The impact of Red 40 artificial food dye on the heart rate of Daphnia magna
(1) Oswego East High School, Oswego, Illinois
Due to its relatively new appearance in foods, not many studies have been conducted on the effects of Red 40 food dye, therefore one aspect of its effects on the body should be explored. Red 40 is a chemical present in thousands of consumer products that poses potential health risks with one’s heart rate and hemoglobin functioning. The purpose of this study was to examine the effects of Red 40 food dye on the cardiac activity of Daphnia magna, a 2 mm long freshwater crustacean.
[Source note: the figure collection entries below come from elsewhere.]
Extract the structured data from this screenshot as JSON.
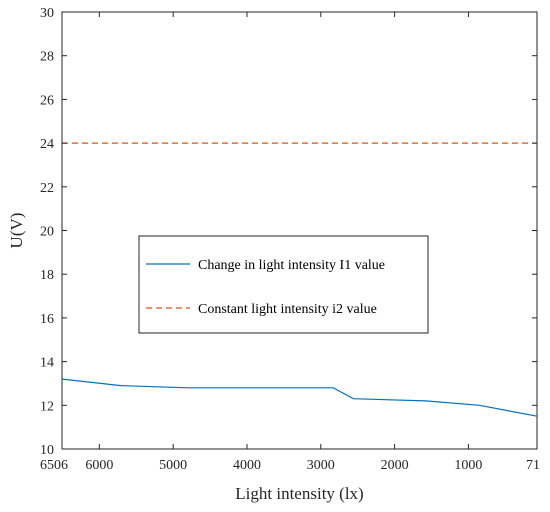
{
  "chart_data": {
    "type": "line",
    "xlabel": "Light intensity (lx)",
    "ylabel": "U(V)",
    "xlim": [
      6506,
      71
    ],
    "ylim": [
      10,
      30
    ],
    "x_reversed": true,
    "xticks": [
      6506,
      6000,
      5000,
      4000,
      3000,
      2000,
      1000,
      71
    ],
    "xtick_labels": [
      "6506",
      "6000",
      "5000",
      "4000",
      "3000",
      "2000",
      "1000",
      "71"
    ],
    "yticks": [
      10,
      12,
      14,
      16,
      18,
      20,
      22,
      24,
      26,
      28,
      30
    ],
    "grid": false,
    "legend_position": "center-left",
    "series": [
      {
        "name": "Change in light intensity I1 value",
        "style": "solid",
        "color": "#0072BD",
        "x": [
          6506,
          5710,
          4800,
          2830,
          2560,
          1580,
          850,
          71
        ],
        "y": [
          13.2,
          12.9,
          12.8,
          12.8,
          12.3,
          12.2,
          12.0,
          11.5
        ]
      },
      {
        "name": "Constant light intensity i2 value",
        "style": "dashed",
        "color": "#D95319",
        "x": [
          6506,
          71
        ],
        "y": [
          24,
          24
        ]
      }
    ]
  }
}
We hypothesized that a higher concentration of Red 40 dye would result in an increased heart rate and activity in the Daphnia magna because of a need for increased oxygen intake, due to Red 40’s impact on hemoglobin molecules. D. magna were placed into Petri dishes containing Red 40 solutions ranging from 0% to 5% concentrations for five minutes. At the five-minute mark, the specimens were transferred to a glass slide and placed under a microscope to record their heart rates. The recorded video was slowed down to count the heart rate of each specimen, and the data was recorded. The results showed that as the concentration of the Red 40 solution increased, so did the heart rate and activity level of the specimen. We noticed the D. magna becoming more active and sporadic when concentrations increased as well.